Social mobility higher in Europe??

Correct, it's arguably negative sum. Productivity growth and capacity utilisation (the ultimate size of the pie) are negatively correlated with inequality.

Please, stop using words you don't understand. When people trade at a loss, ie negative sum game, they stop trading. Since they're still trading it's obviously profiting both parties. What we're discussing is that fact that is benefits one party more than the other.

Inequality is also negatively correlated with a host of well-being and health indicators, i.e. it's harmful in and of itself.

I can think of a billion ways to swing those numbers around to prove anything I want. I think I agree with you. But I'm not sure.

If you take from the rich, the poor don't get more money.
Yeah they do.
Ok. I'll humor you. Give me an example where it's worked.

I can give you some famous examples where it hasn't worked. The Nazis confiscated Jewish properties. They've been accused ever since of profiteering from this. Turns out that the wealth added to the system by the Jews just went up in smoke when they vanished. Wealth isn't in the money. Wealth is in what you can buy with that money. Taking the Jews money also meant removing the very same players in the market who helped giving the German money it's value. The German government and German people hasn't made a penny from confiscating Jewish properties. They lost money. Well.... they gained money, but lost wealth. Obviously the Jews lost more. They died. But just because one party in a (let's call it transaction) loses more than you, doesn't make you a winner necessarily.

Idi Amin did exactly the same thing i Uganda. Ugandan Indians had most of the wealth. Amin kicked them out and confiscated all their property. But he got nothing for it. It was an instant economic disaster. Sure, the Indians lost more than the ethnic Ugandans who took over their properties. But they didn't win anything. They weren't even slightly better off than before. They were all worse off.

Taking money from group A and giving it to group B has to be done intelligently. Or it's just added stress to the system for no gains. Do you agree that there's a point, in the pursuit for equality, when it isn't worth it.
 
Canard DuJour said:
Correct, it's arguably negative sum.
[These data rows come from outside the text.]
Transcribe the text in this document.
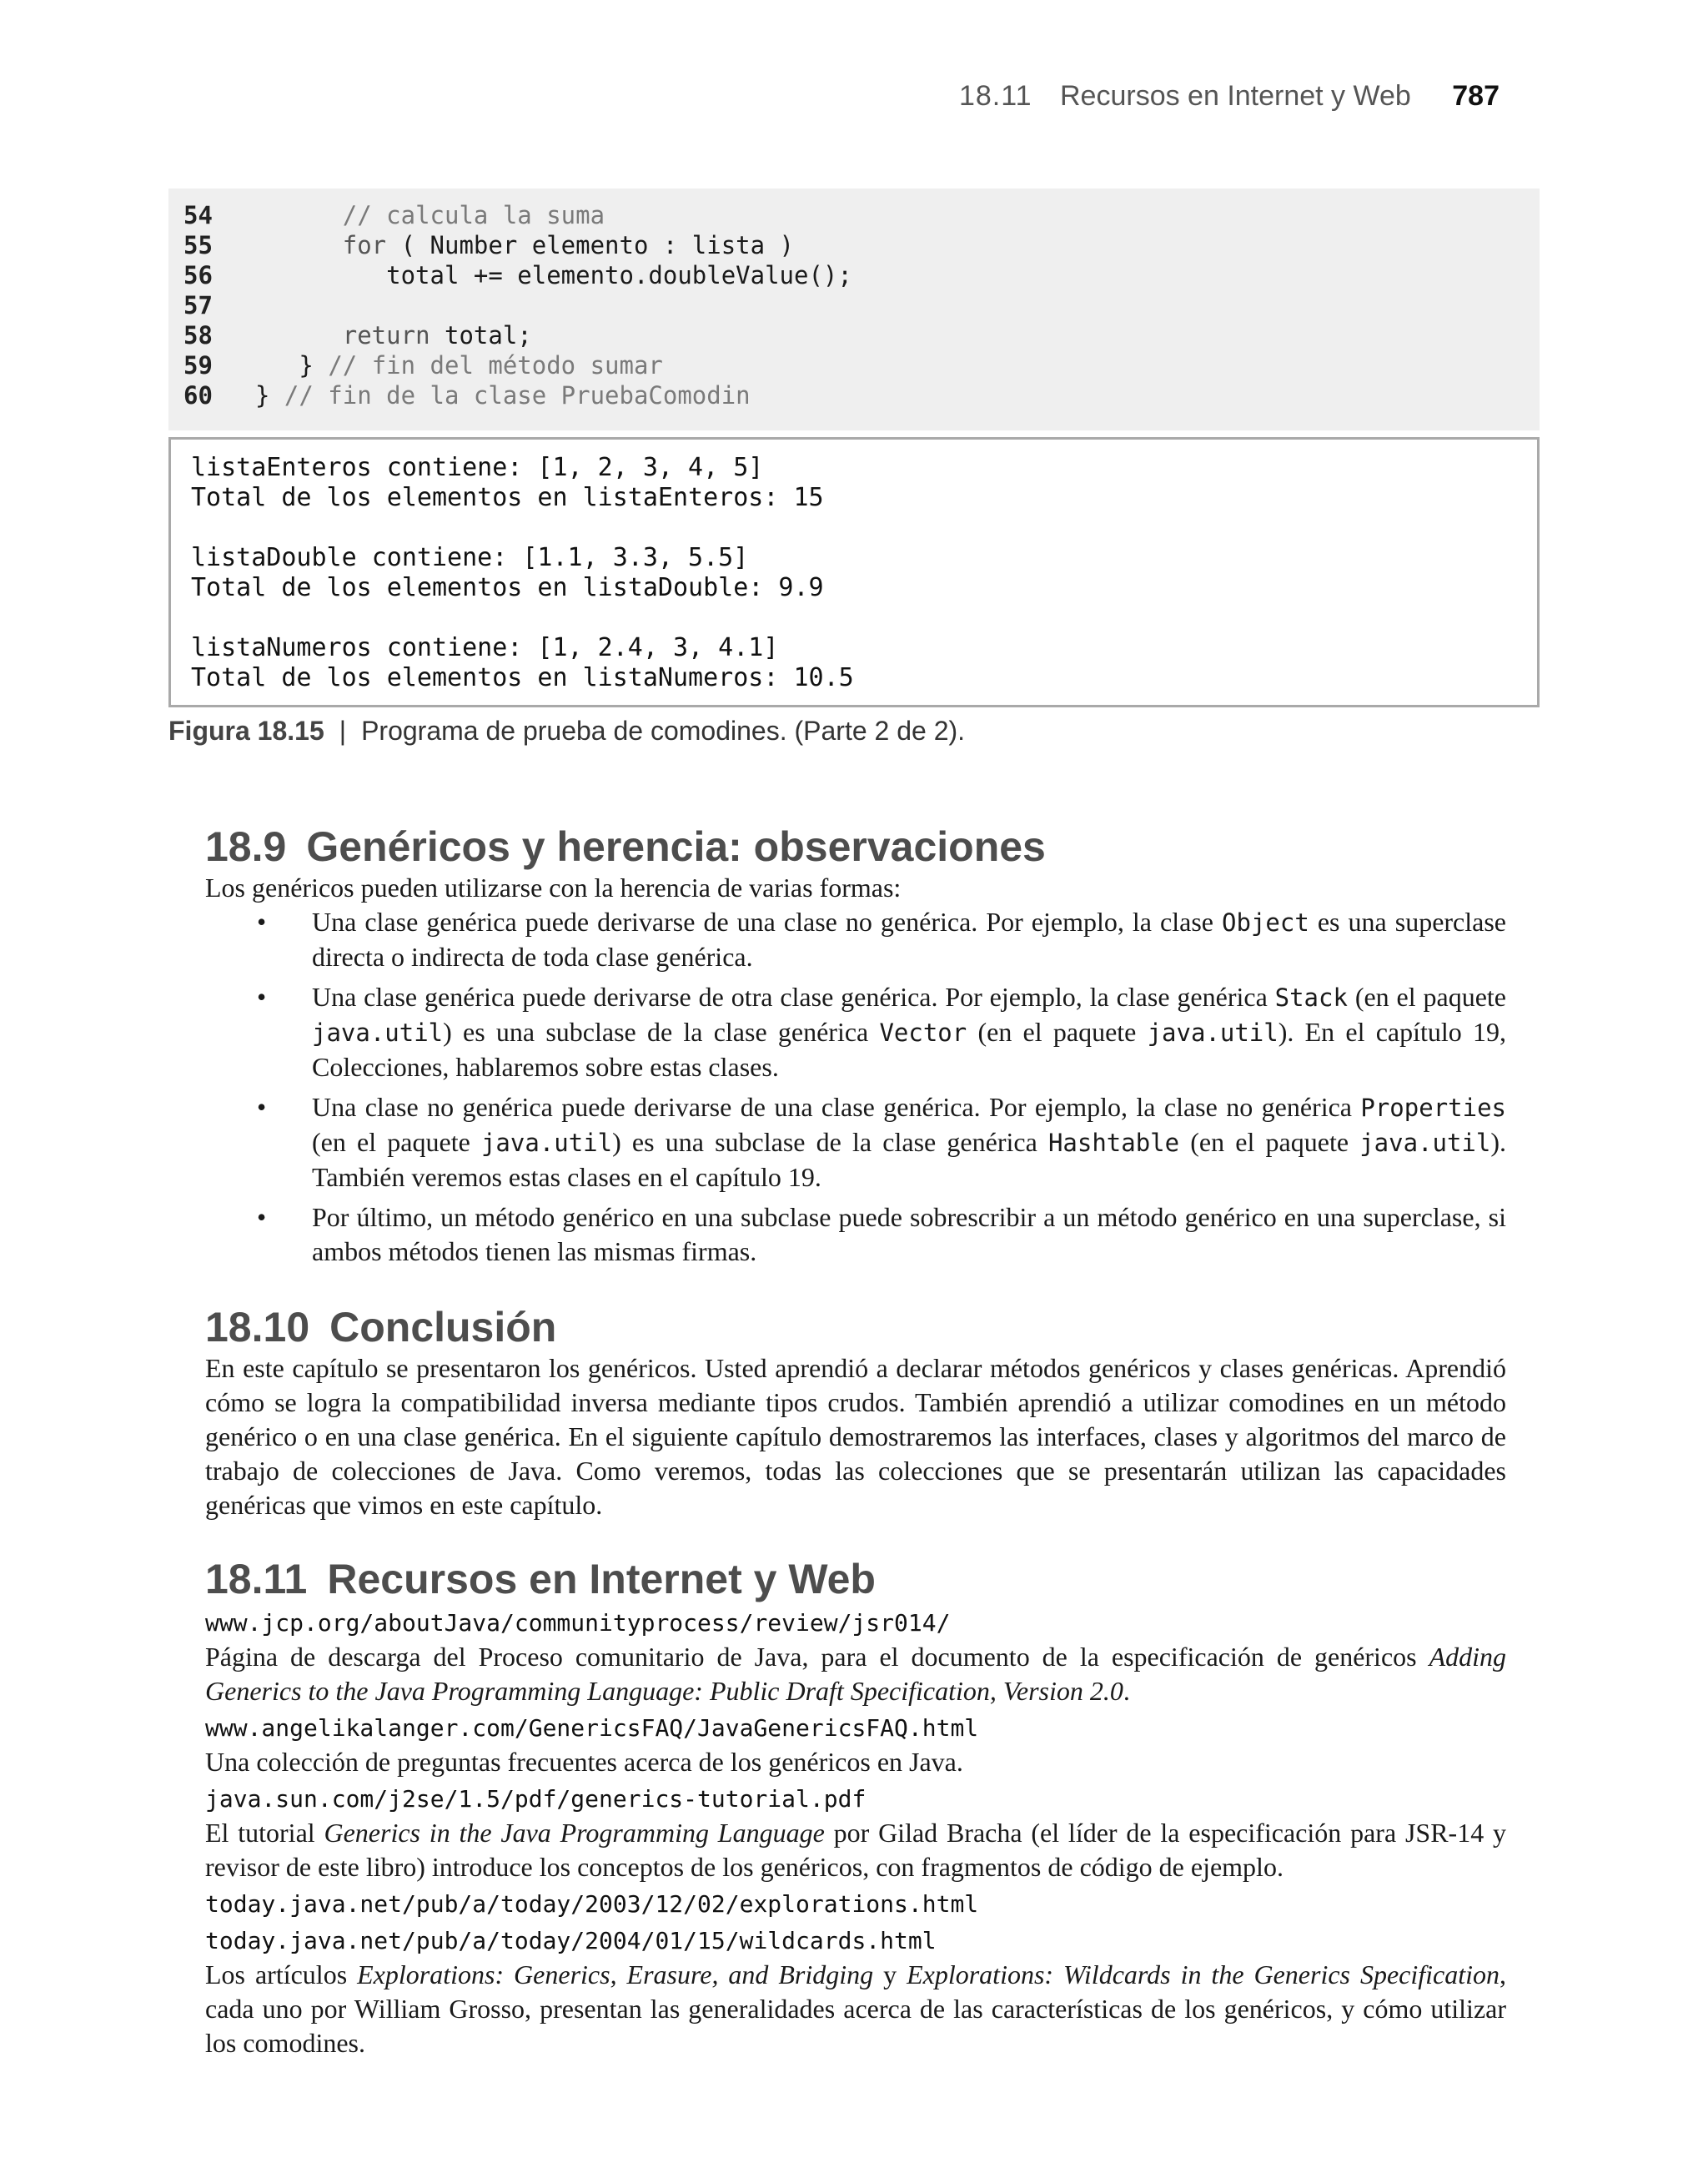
18.11 Recursos en Internet y Web 787
54	// calcula la suma
55	for ( Number elemento : lista )
56	total += elemento.doubleValue();
57
58	return total;
59	} // fin del método sumar
60 } // fin de la clase PruebaComodin
listaEnteros contiene: [1, 2, 3, 4, 5]
Total de los elementos en listaEnteros: 15
listaDouble contiene: [1.1, 3.3, 5.5]
Total de los elementos en listaDouble: 9.9
listaNumeros contiene: [1, 2.4, 3, 4.1]
Total de los elementos en listaNumeros: 10.5
Figura 18.15 | Programa de prueba de comodines. (Parte 2 de 2).
18.9 Genéricos y herencia: observaciones

Los genéricos pueden utilizarse con la herencia de varias formas:

• Una clase genérica puede derivarse de una clase no genérica. Por ejemplo, la clase Object es una superclase directa o indirecta de toda clase genérica.
• Una clase genérica puede derivarse de otra clase genérica. Por ejemplo, la clase genérica Stack (en el paquete java.util) es una subclase de la clase genérica Vector (en el paquete java.util). En el capítulo 19, Colecciones, hablaremos sobre estas clases.
• Una clase no genérica puede derivarse de una clase genérica. Por ejemplo, la clase no genérica Properties (en el paquete java.util) es una subclase de la clase genérica Hashtable (en el paquete java.util). También veremos estas clases en el capítulo 19.
• Por último, un método genérico en una subclase puede sobrescribir a un método genérico en una superclase, si ambos métodos tienen las mismas firmas.
18.10 Conclusión

En este capítulo se presentaron los genéricos. Usted aprendió a declarar métodos genéricos y clases genéricas. Aprendió cómo se logra la compatibilidad inversa mediante tipos crudos. También aprendió a utilizar comodines en un método genérico o en una clase genérica. En el siguiente capítulo demostraremos las interfaces, clases y algoritmos del marco de trabajo de colecciones de Java. Como veremos, todas las colecciones que se presentarán utilizan las capacidades genéricas que vimos en este capítulo.

18.11 Recursos en Internet y Web
www.jcp.org/aboutJava/communityprocess/review/jsr014/

Página de descarga del Proceso comunitario de Java, para el documento de la especificación de genéricos Adding Generics to the Java Programming Language: Public Draft Specification, Version 2.0.

www.angelikalanger.com/GenericsFAQ/JavaGenericsFAQ.html

Una colección de preguntas frecuentes acerca de los genéricos en Java.

java.sun.com/j2se/1.5/pdf/generics-tutorial.pdf

El tutorial Generics in the Java Programming Language por Gilad Bracha (el líder de la especificación para JSR-14 y revisor de este libro) introduce los conceptos de los genéricos, con fragmentos de código de ejemplo.

today.java.net/pub/a/today/2003/12/02/explorations.html
today.java.net/pub/a/today/2004/01/15/wildcards.html

Los artículos Explorations: Generics, Erasure, and Bridging y Explorations: Wildcards in the Generics Specification, cada uno por William Grosso, presentan las generalidades acerca de las características de los genéricos, y cómo utilizar los comodines.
Productivity growth and capacity utilisation (the ultimate size of the pie) are negatively correlated with inequality.

Please, stop using words you don't understand. When people trade at a loss, ie negative sum game, they stop trading. Since they're still trading it's obviously profiting both parties. What we're discussing is that fact that is benefits one party more than the other.
Indeed we are, so what I said stands and what you said is irrelevant

Inequality is also negatively correlated with a host of well-being and health indicators, i.e. it's harmful in and of itself.

I can think of a billion ways to swing those numbers around to prove anything I want. I think I agree with you. But I'm not sure.
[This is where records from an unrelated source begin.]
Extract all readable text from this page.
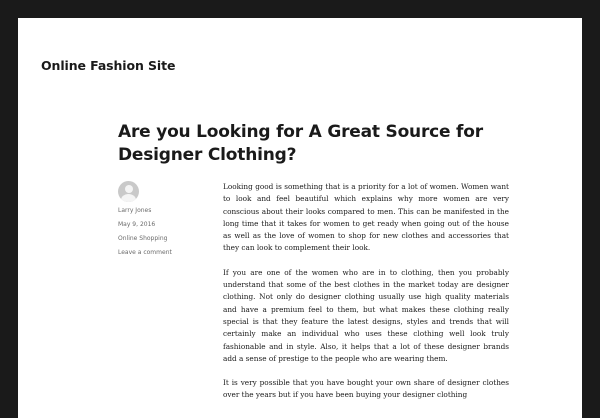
Online Fashion Site
Are you Looking for A Great Source for Designer Clothing?

Larry Jones

May 9, 2016

Online Shopping

Leave a comment

Looking good is something that is a priority for a lot of women. Women want to look and feel beautiful which explains why more women are very conscious about their looks compared to men. This can be manifested in the long time that it takes for women to get ready when going out of the house as well as the love of women to shop for new clothes and accessories that they can look to complement their look.

If you are one of the women who are in to clothing, then you probably understand that some of the best clothes in the market today are designer clothing. Not only do designer clothing usually use high quality materials and have a premium feel to them, but what makes these clothing really special is that they feature the latest designs, styles and trends that will certainly make an individual who uses these clothing well look truly fashionable and in style. Also, it helps that a lot of these designer brands add a sense of prestige to the people who are wearing them.

It is very possible that you have bought your own share of designer clothes over the years but if you have been buying your designer clothing
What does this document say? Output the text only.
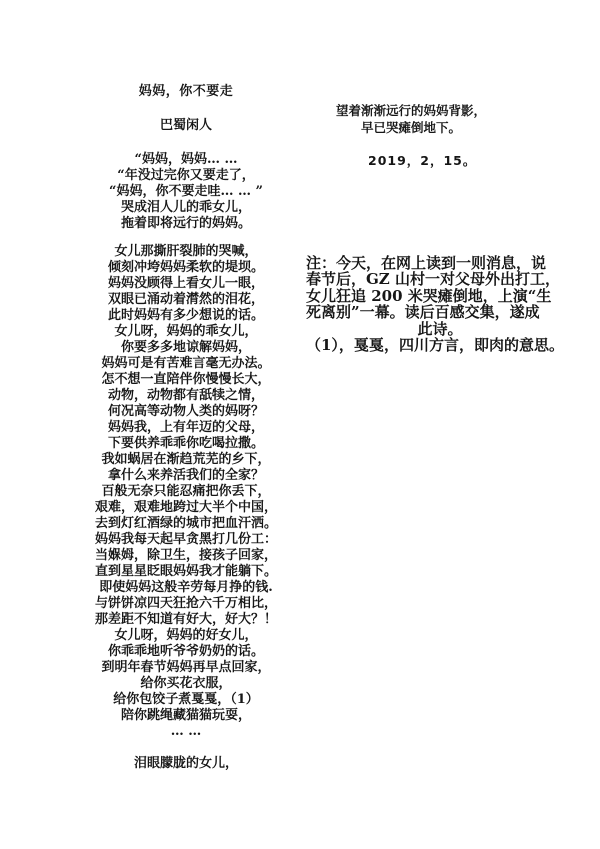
妈妈，你不要走
巴蜀闲人
“妈妈，妈妈… …
“年没过完你又要走了，
“妈妈，你不要走哇… … ”
哭成泪人儿的乖女儿，
拖着即将远行的妈妈。
女儿那撕肝裂肺的哭喊，
倾刻冲垮妈妈柔软的堤坝。
妈妈没顾得上看女儿一眼，
双眼已涌动着潸然的泪花，
此时妈妈有多少想说的话。
女儿呀，妈妈的乖女儿，
你要多多地谅解妈妈，
妈妈可是有苦难言毫无办法。
怎不想一直陪伴你慢慢长大，
动物，动物都有舐犊之情，
何况高等动物人类的妈呀？
妈妈我，上有年迈的父母，
下要供养乖乖你吃喝拉撒。
我如蜗居在渐趋荒芜的乡下，
拿什么来养活我们的全家？
百般无奈只能忍痛把你丢下，
艰难，艰难地跨过大半个中国，
去到灯红酒绿的城市把血汗洒。
妈妈我每天起早贪黑打几份工：
当媬姆，除卫生，接孩子回家，
直到星星眨眼妈妈我才能躺下。
即使妈妈这般辛劳每月挣的钱.
与饼饼凉四天狂抢六千万相比，
那差距不知道有好大，好大？！
女儿呀，妈妈的好女儿，
你乖乖地听爷爷奶奶的话。
到明年春节妈妈再早点回家，
给你买花衣服，
给你包饺子煮戛戛，（1）
陪你跳绳藏猫猫玩耍，
… …
泪眼朦胧的女儿，
望着渐渐远行的妈妈背影，
早已哭瘫倒地下。
2019，2，15。
注：今天，在网上读到一则消息，说
春节后，GZ 山村一对父母外出打工，
女儿狂追 200 米哭瘫倒地，上演“生
死离别”一幕。读后百感交集，遂成
此诗。
（1），戛戛，四川方言，即肉的意思。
If you take from the rich, the poor don't get more money.
Yeah they do.
Ok. I'll humor you. Give me an example where it's worked.
Progressive taxation in first world economies.

I can give you some famous examples where it hasn't worked. The Nazis confiscated Jewish properties. They've been accused ever since of profiteering from this. Turns out that the wealth added to the system by the Jews just went up in smoke when they vanished. Wealth isn't in the money. Wealth is in what you can buy with that money. Taking the Jews money also meant removing the very same players in the market who helped giving the German money it's value. The German government and German people hasn't made a penny from confiscating Jewish properties. They lost money. Well.... they gained money, but lost wealth. Obviously the Jews lost more. They died. But just because one party in a (let's call it transaction) loses more than you, doesn't make you a winner necessarily.

Idi Amin did exactly the same thing i Uganda. Ugandan Indians had most of the wealth. Amin kicked them out and confiscated all their property. But he got nothing for it. It was an instant economic disaster. Sure, the Indians lost more than the ethnic Ugandans who took over their properties. But they didn't win anything. They weren't even slightly better off than before. They were all worse off.

Taking money from group A and giving it to group B has to be done intelligently. Or it's just added stress to the system for no gains.
Of course, in which case what you said isn't true.

Do you agree that there's a point, in the pursuit for equality, when it isn't worth it.
The question is too vague and your examples weren't about pursuit of equality.